Speaking of awards—instead of ribbons, they give out hand towels in the color of your placing. How clever is that?

Lots of good riding and fit looking horses, even after the winter we all had, which was nice. I saw one Intermediaire I horse in a snaffle yesterday (and it looked like a wise choice, as he looked young and green to the level; I think it got a 65 percent). Lots of helmets, too, including several on riders in shadbellies. Several green ribbons pinned to the lapels of riders in top hats, including one on a young stallion, which doesn’t seem to make a lot of sense.
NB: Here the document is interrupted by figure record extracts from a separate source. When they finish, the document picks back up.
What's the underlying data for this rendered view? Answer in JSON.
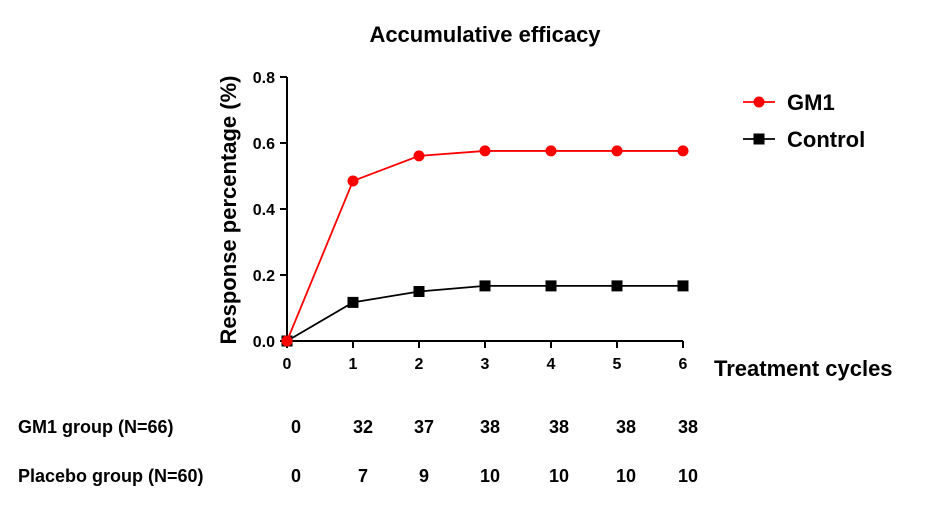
{
  "chart_data": {
    "type": "line",
    "title": "Accumulative efficacy",
    "xlabel": "Treatment cycles",
    "ylabel": "Response percentage (%)",
    "x": [
      0,
      1,
      2,
      3,
      4,
      5,
      6
    ],
    "xlim": [
      0,
      6
    ],
    "ylim": [
      0,
      0.8
    ],
    "yticks": [
      "0.0",
      "0.2",
      "0.4",
      "0.6",
      "0.8"
    ],
    "xticks": [
      "0",
      "1",
      "2",
      "3",
      "4",
      "5",
      "6"
    ],
    "grid": false,
    "legend_position": "top-right",
    "series": [
      {
        "name": "GM1",
        "color": "#ff0000",
        "marker": "circle",
        "values": [
          0,
          0.485,
          0.561,
          0.576,
          0.576,
          0.576,
          0.576
        ]
      },
      {
        "name": "Control",
        "color": "#000000",
        "marker": "square",
        "values": [
          0,
          0.117,
          0.15,
          0.167,
          0.167,
          0.167,
          0.167
        ]
      }
    ]
  },
  "table": {
    "rows": [
      {
        "label": "GM1 group (N=66)",
        "values": [
          "0",
          "32",
          "37",
          "38",
          "38",
          "38",
          "38"
        ]
      },
      {
        "label": "Placebo group (N=60)",
        "values": [
          "0",
          "7",
          "9",
          "10",
          "10",
          "10",
          "10"
        ]
      }
    ]
  }
}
The footing here is less than ideal for dressage, but the stabling is terrific. Hot water in the wash stalls, lovely restrooms in all the barns, great ventilation. They have round pens scattered around the show for longing, which is great—at most of the facilities we show at, the longing area is a good schlep from the show ring, so by the time you bring your naughty young horse back to the show ring from longing he’s regained all the nutty you just longed out of him.

Speaking of nutty, tomorrow is Fender’s Materiale class, before which I think we might make use of those lovely round pens. Ella will do the I2—I wasn’t totally convinced I was going to ride it, but I want to see what happens a) if I show her two days in a row at this level; will she be totally dead?, and b) if I give her next-to-no warm-up, just walk-trot-canter and a little piaffe/passage before we head over. I need to start thinking about how to prepare her for shows where multiple days of competition count. And Midge will do 4-3, which has a very evil centerline of shoulder-in. If my judge could conveniently sneeze or drop a contact or something while I’m over X, that’d help a lot, I’m sure.